Je revins dans la cuisine et leur dit la nouvelle.
— Il a un stand dans une foire ? demanda Bassett.
— Oui, et c’est un chic type. Mr. Bassett, puis-je vous poser une question ?
— Vas-y, mon garçon.
— Quelle chance a la police – quelles chances avez-vous de pincer l’assassin ? Elles sont minces, hein ?
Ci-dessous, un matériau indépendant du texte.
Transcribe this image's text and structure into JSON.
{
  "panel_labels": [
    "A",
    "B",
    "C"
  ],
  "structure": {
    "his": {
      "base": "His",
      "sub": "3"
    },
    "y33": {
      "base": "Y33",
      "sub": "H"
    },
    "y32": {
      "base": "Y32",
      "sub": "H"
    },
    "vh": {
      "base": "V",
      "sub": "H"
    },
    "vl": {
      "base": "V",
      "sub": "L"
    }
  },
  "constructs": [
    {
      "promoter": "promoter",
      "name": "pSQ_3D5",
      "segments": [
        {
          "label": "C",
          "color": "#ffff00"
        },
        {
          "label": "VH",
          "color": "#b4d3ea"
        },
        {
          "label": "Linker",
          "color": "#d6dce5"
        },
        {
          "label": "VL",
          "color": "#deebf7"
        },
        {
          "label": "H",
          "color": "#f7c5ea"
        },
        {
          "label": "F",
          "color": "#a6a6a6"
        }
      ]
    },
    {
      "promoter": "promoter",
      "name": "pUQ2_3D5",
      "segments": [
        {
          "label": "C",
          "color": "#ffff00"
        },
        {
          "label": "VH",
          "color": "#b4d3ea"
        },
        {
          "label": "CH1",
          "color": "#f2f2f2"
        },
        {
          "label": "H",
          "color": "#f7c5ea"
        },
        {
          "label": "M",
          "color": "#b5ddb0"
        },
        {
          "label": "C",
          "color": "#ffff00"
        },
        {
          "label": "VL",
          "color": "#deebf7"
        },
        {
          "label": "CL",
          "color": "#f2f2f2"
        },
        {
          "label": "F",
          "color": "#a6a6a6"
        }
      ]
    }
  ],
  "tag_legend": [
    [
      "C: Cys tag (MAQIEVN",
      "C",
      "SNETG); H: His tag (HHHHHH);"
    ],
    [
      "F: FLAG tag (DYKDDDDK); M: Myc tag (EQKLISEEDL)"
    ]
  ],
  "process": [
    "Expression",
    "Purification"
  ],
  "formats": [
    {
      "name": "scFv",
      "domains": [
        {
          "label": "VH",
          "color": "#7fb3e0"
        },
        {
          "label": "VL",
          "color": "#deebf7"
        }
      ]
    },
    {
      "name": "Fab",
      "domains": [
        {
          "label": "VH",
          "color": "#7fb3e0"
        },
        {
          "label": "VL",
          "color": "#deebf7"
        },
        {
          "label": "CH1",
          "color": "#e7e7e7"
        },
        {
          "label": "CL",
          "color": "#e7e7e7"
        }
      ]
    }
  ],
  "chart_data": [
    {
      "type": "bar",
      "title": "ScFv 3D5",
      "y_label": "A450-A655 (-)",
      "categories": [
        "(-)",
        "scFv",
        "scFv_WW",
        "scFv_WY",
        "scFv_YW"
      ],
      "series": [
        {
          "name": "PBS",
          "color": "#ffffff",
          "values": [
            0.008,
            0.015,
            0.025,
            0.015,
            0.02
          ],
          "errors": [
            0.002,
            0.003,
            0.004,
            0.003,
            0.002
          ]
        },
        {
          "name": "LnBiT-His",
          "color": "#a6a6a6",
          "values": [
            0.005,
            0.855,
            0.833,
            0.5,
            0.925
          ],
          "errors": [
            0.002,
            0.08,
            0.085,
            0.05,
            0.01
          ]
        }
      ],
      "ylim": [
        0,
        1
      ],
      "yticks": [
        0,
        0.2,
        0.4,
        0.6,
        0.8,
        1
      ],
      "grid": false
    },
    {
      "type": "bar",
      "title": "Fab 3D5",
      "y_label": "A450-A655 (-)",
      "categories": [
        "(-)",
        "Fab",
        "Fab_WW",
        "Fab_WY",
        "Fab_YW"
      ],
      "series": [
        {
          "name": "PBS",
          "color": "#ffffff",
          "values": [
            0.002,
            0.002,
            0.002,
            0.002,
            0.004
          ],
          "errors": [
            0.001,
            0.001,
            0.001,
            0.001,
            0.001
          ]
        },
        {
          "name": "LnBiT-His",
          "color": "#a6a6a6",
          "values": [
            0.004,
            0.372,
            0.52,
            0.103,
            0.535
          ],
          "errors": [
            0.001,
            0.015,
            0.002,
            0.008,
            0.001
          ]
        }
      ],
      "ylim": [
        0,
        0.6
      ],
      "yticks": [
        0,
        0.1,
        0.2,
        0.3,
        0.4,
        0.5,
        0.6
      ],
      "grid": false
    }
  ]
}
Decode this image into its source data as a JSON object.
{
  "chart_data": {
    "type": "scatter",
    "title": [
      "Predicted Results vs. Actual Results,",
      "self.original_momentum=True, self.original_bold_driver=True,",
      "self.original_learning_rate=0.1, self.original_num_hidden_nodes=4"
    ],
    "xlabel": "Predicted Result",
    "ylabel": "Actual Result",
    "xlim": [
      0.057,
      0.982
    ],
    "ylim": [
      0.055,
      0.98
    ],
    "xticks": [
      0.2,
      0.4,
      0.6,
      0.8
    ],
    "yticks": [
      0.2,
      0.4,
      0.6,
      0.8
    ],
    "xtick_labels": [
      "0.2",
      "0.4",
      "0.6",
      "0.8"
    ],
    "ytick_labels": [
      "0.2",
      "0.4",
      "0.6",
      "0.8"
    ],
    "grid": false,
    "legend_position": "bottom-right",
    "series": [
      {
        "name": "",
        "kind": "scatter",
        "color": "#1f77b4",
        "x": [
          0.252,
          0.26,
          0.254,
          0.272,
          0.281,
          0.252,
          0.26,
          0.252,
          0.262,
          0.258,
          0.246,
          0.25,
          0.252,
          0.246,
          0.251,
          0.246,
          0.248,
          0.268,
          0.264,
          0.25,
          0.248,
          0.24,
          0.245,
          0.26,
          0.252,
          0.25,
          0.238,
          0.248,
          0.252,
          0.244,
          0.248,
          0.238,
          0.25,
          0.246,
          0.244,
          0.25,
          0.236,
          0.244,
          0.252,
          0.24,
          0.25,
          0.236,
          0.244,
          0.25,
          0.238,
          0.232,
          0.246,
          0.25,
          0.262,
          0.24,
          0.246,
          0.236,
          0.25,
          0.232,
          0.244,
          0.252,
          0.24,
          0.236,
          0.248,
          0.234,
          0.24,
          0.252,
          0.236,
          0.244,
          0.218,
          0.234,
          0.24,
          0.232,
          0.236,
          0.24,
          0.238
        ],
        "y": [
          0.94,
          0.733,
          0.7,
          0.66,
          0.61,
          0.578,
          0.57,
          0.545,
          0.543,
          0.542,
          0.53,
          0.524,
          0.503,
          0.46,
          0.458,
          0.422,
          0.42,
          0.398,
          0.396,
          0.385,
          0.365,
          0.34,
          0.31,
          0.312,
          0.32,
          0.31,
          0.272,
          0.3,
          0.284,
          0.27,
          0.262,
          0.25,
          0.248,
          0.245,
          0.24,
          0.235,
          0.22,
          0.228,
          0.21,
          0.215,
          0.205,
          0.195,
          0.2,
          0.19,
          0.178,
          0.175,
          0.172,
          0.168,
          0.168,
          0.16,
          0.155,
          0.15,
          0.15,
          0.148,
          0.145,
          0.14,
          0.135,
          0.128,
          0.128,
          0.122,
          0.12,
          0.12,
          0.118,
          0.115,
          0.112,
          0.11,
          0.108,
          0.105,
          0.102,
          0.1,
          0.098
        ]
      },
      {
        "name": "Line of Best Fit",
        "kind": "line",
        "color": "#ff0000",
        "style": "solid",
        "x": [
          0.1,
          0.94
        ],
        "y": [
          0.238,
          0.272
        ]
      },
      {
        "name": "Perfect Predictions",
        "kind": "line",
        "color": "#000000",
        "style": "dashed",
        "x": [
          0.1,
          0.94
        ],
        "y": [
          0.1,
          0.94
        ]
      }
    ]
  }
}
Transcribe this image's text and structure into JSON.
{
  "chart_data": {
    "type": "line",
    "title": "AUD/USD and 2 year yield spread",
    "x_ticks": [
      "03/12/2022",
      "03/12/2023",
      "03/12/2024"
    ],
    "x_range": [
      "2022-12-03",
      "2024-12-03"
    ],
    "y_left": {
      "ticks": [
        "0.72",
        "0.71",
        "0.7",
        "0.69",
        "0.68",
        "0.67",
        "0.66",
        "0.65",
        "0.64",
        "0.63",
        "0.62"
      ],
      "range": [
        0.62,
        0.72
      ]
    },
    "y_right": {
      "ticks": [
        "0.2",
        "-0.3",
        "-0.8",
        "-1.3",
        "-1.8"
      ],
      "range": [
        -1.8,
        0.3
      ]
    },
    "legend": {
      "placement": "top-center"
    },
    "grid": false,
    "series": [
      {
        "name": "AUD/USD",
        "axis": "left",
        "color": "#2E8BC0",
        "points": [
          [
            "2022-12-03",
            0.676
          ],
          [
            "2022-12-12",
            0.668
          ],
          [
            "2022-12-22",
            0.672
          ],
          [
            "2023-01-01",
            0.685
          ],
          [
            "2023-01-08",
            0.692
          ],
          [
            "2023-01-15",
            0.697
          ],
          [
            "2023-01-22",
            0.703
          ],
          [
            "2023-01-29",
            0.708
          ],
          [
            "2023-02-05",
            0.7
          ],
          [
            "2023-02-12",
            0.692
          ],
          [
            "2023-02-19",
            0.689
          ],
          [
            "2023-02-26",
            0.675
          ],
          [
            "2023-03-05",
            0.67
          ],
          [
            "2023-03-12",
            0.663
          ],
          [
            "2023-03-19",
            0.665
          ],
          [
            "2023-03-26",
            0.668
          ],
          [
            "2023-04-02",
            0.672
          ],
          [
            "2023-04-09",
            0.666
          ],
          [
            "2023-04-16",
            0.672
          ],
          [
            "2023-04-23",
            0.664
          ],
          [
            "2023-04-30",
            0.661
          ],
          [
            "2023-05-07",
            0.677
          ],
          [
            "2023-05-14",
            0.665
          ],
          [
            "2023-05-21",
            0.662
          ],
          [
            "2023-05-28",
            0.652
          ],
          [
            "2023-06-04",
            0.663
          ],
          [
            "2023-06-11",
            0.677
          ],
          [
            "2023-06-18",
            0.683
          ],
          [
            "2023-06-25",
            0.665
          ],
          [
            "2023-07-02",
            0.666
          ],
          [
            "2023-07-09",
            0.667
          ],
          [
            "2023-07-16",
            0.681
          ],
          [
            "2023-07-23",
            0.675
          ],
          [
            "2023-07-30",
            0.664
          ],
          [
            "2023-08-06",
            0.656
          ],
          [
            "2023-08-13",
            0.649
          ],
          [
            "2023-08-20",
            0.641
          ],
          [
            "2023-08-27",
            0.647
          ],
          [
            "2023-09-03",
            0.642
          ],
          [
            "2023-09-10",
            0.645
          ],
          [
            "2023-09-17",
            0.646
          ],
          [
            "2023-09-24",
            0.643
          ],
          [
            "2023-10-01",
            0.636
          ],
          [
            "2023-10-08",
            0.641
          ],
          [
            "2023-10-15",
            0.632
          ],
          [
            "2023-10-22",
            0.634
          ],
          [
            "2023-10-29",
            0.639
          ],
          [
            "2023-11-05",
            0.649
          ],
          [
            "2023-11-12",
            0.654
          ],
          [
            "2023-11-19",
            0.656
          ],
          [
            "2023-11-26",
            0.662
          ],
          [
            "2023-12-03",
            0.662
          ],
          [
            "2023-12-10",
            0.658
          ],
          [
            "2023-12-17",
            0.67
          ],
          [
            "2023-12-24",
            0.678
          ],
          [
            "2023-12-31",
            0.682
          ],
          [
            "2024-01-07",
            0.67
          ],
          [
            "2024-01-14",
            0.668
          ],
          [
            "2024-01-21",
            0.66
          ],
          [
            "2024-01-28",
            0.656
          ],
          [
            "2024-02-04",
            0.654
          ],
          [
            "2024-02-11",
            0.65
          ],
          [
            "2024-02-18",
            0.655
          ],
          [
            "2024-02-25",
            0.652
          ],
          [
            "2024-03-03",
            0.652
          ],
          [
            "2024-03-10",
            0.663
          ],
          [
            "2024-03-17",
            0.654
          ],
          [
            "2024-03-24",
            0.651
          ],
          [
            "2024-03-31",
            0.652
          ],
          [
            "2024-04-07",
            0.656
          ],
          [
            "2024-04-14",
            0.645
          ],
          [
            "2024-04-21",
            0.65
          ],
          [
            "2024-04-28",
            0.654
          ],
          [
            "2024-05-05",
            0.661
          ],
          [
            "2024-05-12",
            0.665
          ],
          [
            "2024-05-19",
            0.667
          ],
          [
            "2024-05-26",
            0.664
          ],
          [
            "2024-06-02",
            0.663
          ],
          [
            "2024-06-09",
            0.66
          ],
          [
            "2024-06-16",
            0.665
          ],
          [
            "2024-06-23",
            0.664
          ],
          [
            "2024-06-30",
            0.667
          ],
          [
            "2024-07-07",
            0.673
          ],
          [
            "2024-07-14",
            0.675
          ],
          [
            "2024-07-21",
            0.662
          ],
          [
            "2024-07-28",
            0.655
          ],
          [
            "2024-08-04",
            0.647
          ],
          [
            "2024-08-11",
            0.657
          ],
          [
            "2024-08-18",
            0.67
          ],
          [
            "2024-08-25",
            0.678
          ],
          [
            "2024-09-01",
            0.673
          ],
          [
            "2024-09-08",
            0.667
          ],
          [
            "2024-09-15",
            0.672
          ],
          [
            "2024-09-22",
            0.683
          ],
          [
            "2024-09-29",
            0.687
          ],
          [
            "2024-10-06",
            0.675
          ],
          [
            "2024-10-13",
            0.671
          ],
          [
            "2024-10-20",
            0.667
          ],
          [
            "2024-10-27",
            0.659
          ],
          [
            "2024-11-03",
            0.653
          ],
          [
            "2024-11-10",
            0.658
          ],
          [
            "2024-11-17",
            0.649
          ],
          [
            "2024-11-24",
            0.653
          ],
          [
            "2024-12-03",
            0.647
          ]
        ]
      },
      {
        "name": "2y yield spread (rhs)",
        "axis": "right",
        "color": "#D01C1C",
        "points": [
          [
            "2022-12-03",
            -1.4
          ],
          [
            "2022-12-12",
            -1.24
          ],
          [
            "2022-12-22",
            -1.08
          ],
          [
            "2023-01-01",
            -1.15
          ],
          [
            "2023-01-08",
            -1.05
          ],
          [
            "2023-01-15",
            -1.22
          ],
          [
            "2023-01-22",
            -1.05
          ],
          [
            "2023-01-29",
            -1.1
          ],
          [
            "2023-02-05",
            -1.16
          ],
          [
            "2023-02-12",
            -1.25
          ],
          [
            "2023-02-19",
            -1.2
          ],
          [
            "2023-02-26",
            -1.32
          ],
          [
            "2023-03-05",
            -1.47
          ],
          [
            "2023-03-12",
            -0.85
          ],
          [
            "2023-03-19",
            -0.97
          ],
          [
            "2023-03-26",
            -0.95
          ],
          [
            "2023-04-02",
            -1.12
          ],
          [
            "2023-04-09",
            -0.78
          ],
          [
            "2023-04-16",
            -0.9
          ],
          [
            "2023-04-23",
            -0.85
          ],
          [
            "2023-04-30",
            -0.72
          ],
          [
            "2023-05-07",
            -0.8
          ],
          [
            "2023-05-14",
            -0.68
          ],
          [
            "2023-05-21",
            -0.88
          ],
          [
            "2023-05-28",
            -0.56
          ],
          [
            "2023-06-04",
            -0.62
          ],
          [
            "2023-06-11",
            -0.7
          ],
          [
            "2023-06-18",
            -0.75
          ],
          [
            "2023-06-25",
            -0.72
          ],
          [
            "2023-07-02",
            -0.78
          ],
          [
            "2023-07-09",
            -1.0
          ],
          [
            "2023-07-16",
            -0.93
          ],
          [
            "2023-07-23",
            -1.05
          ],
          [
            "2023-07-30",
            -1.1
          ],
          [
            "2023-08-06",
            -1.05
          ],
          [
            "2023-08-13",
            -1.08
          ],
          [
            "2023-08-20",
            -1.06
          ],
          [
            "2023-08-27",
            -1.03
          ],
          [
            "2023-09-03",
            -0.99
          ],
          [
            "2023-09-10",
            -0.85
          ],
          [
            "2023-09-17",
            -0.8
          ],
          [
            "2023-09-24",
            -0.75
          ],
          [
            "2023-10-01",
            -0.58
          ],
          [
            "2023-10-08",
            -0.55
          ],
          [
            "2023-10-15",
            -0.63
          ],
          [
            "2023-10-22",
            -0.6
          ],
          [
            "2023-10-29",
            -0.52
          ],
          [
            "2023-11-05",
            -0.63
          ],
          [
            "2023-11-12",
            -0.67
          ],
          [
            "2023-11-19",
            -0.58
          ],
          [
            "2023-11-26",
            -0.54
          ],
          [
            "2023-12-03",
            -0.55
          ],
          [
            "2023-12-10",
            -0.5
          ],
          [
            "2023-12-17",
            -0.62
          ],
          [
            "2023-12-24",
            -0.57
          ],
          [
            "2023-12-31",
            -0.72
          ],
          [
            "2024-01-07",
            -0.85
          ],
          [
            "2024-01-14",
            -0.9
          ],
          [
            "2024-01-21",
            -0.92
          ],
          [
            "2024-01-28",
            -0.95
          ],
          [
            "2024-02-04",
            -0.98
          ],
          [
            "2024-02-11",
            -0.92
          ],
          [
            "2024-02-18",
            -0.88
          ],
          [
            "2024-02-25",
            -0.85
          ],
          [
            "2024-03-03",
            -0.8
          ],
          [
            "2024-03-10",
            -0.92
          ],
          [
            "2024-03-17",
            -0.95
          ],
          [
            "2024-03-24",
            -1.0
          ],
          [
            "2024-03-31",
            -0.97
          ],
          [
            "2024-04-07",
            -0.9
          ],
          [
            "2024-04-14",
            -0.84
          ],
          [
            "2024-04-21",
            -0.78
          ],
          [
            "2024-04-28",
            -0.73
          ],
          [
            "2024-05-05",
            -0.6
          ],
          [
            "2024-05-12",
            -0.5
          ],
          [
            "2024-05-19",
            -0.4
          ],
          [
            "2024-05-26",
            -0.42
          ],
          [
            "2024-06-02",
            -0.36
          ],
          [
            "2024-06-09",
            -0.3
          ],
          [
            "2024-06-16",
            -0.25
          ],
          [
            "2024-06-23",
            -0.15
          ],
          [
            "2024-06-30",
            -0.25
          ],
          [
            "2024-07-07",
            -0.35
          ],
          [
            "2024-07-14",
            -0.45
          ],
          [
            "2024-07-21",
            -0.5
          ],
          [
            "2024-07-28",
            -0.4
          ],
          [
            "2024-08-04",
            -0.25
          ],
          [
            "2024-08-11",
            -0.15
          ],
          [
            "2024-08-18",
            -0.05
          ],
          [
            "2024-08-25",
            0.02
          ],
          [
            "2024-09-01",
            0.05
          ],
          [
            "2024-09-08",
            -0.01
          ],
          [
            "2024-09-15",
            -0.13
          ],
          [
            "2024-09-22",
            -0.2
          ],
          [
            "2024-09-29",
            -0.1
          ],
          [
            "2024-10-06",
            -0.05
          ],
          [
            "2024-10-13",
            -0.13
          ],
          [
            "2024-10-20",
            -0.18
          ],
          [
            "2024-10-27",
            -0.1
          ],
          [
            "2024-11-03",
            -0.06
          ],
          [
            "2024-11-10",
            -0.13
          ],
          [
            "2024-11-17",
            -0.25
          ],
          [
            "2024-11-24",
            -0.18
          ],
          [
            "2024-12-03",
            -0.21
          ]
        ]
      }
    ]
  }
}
— Plutôt, nous n’avons presque pas d’indices. Un voyou qui fait un coup de ce genre risque gros, car les voitures de police font des virées fréquentes dans le quartier en question, fouillent les ruelles avec leurs projecteurs. Il doit éviter le policeman qui fait sa ronde. Ou encore sa victime peut opposer de la résistance, maîtriser l’agresseur.
« Mais une fois le coup réussi, il est à peu près tranquille. Il n’a qu’à se taire, et nous n’avons plus qu’une chance sur mille, sur dix mille peut-être de l’arrêter.
— Cette chance unique, dans le cas présent, quelle serait-elle ?
— Peut-être une montre volée à la victime, que nous retrouverons chez un prêteur et qui nous permettrait de remonter à la source.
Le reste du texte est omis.